Proof of this is Gallup’s discovery that most surveyed men and women confirmed having at some time felt less attracted to someone based on a kiss. It’s not that these “bad kisses” have some special defect; they simply are not pleasing and are enough to put a full stop to a relationship.
Also, this same author confirms that kissing is as crucial for men as it is for women, but that each one lends a different significance to it. Men judge a deep kiss as a step towards a sexual relationship; however, “women use kisses to obtain information about the level of commitment when they have a long-term relationship.”
Therefore, it seems that the kiss is an emotional barometer and that the deeper and more enthusiastic it is, the healthier the relationship is perceived to be. It is one of the many situations in which we are guided by instincts or unconscious impulses, and we are developing countless behavioral patterns derived from these facts.
In any case, although the kiss is considered a barometer for human relationships from an evolutionary perspective, it does not seem to be strictly necessary for our development. There are a number of animals that do not go around covering each other with kisses to show affection or as a preliminary mechanism or index for reproduction. There are even human beings who don’t do it: at the beginning of the 20th century, Danish scientist Kristoffer Nyrop described Finnish tribes whose members bathed together but considered it indecent to kiss one another.

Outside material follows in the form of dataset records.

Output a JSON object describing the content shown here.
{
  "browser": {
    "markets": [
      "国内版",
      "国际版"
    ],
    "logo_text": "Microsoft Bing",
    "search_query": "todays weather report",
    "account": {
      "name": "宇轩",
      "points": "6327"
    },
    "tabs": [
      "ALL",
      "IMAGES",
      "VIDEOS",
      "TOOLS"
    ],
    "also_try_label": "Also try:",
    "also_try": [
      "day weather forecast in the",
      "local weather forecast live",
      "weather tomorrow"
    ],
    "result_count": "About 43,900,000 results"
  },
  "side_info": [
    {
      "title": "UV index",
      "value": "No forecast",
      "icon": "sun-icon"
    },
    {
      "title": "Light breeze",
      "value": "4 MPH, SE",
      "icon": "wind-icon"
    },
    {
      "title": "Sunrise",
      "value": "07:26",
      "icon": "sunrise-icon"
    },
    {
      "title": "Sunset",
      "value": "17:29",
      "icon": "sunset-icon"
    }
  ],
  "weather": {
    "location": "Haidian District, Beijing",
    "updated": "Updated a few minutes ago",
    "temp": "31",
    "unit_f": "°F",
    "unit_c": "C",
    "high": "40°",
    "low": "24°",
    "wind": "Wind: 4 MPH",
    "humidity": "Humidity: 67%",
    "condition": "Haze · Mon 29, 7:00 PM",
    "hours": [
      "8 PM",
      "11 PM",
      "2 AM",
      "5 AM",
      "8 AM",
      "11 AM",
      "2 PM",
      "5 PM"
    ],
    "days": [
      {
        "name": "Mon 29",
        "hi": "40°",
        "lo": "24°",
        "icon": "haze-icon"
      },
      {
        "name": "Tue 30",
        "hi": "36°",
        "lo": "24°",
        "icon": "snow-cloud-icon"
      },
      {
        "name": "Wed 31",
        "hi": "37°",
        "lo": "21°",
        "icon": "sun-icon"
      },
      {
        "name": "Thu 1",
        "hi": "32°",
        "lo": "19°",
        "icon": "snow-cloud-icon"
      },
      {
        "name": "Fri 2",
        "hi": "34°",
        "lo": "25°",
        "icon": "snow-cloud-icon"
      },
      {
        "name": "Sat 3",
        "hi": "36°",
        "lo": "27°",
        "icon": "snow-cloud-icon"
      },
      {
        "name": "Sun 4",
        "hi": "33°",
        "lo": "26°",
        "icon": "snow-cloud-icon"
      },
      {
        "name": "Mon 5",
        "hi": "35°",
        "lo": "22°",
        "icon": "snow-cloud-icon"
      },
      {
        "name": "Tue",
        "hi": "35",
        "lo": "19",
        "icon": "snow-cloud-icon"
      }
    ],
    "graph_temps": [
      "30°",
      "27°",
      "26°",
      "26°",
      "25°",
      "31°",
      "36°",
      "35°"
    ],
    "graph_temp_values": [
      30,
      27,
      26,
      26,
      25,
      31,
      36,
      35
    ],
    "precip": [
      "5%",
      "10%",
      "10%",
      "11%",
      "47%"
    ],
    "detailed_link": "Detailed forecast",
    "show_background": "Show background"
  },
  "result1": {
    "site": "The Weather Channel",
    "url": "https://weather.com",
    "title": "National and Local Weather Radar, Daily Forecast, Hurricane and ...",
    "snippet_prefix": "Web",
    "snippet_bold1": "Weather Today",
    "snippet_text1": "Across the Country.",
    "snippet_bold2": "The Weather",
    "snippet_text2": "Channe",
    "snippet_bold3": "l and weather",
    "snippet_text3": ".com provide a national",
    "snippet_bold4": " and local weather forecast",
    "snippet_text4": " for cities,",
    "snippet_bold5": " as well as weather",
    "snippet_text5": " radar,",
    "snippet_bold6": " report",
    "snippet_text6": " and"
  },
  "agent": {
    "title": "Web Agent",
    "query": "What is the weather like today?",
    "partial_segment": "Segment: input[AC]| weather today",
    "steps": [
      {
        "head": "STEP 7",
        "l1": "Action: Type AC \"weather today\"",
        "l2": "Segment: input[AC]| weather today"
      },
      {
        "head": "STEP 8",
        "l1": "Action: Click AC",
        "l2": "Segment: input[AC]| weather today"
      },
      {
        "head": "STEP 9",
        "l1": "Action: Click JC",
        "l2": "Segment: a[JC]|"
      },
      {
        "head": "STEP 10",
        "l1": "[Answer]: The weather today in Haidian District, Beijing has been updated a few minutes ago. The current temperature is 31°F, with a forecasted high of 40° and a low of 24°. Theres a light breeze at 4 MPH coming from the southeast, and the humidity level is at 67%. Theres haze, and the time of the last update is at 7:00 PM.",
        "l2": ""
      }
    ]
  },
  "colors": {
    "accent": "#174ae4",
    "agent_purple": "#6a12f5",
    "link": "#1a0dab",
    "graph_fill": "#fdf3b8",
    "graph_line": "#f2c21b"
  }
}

In 1897, anthropologist Paul d’Enjoy pointed out that the Chinese understood kissing on the mouth as something so horrendous that it could even be considered cannibalism. And in Mongolia: there are parents who do not kiss their male children but show them affection by smelling their heads.
Notwithstanding, in our culture, kissing a person that we are in love with activates the brain’s pleasure center, the ventral tegmental area. To get a better idea, this is area activated by the consumption of drugs, which can explain the great potential that kisses have for addiction .
Another curiosity: when we kiss, we tend to tilt our head to the right, regardless of whether we are left- or right-handed. This seems to be explained partly by the fact that most mothers rock their children upwards and to the left, meaning that the child must lean to the right to nurse or snuggle up. So most of us could have learned to associate warmth, love, and security with leaning to the right.
In fact, it seems that we perceive less love and warmth when we are kissed to the left. There is an attempt to explain this by cerebral lateralization: so it is that leaning to the right exposes our left side, the part controlled by the right hemisphere that is also the most emotional.
In any case, while there are numerous studies confirming this idea, there are others that claim that the preference to lean to the right while kissing may be more of a motor preference than a sentimental one. Who knows, maybe more light will be shed on this matter in the future.
In any case, the most important and unquestionable thing is that, all explanations aside, we end up transmitting a vast quantity of neural and chemical messages through kisses, which we perceive in the form of tactile sensations, sexual arousal, intimacy, affection, etc.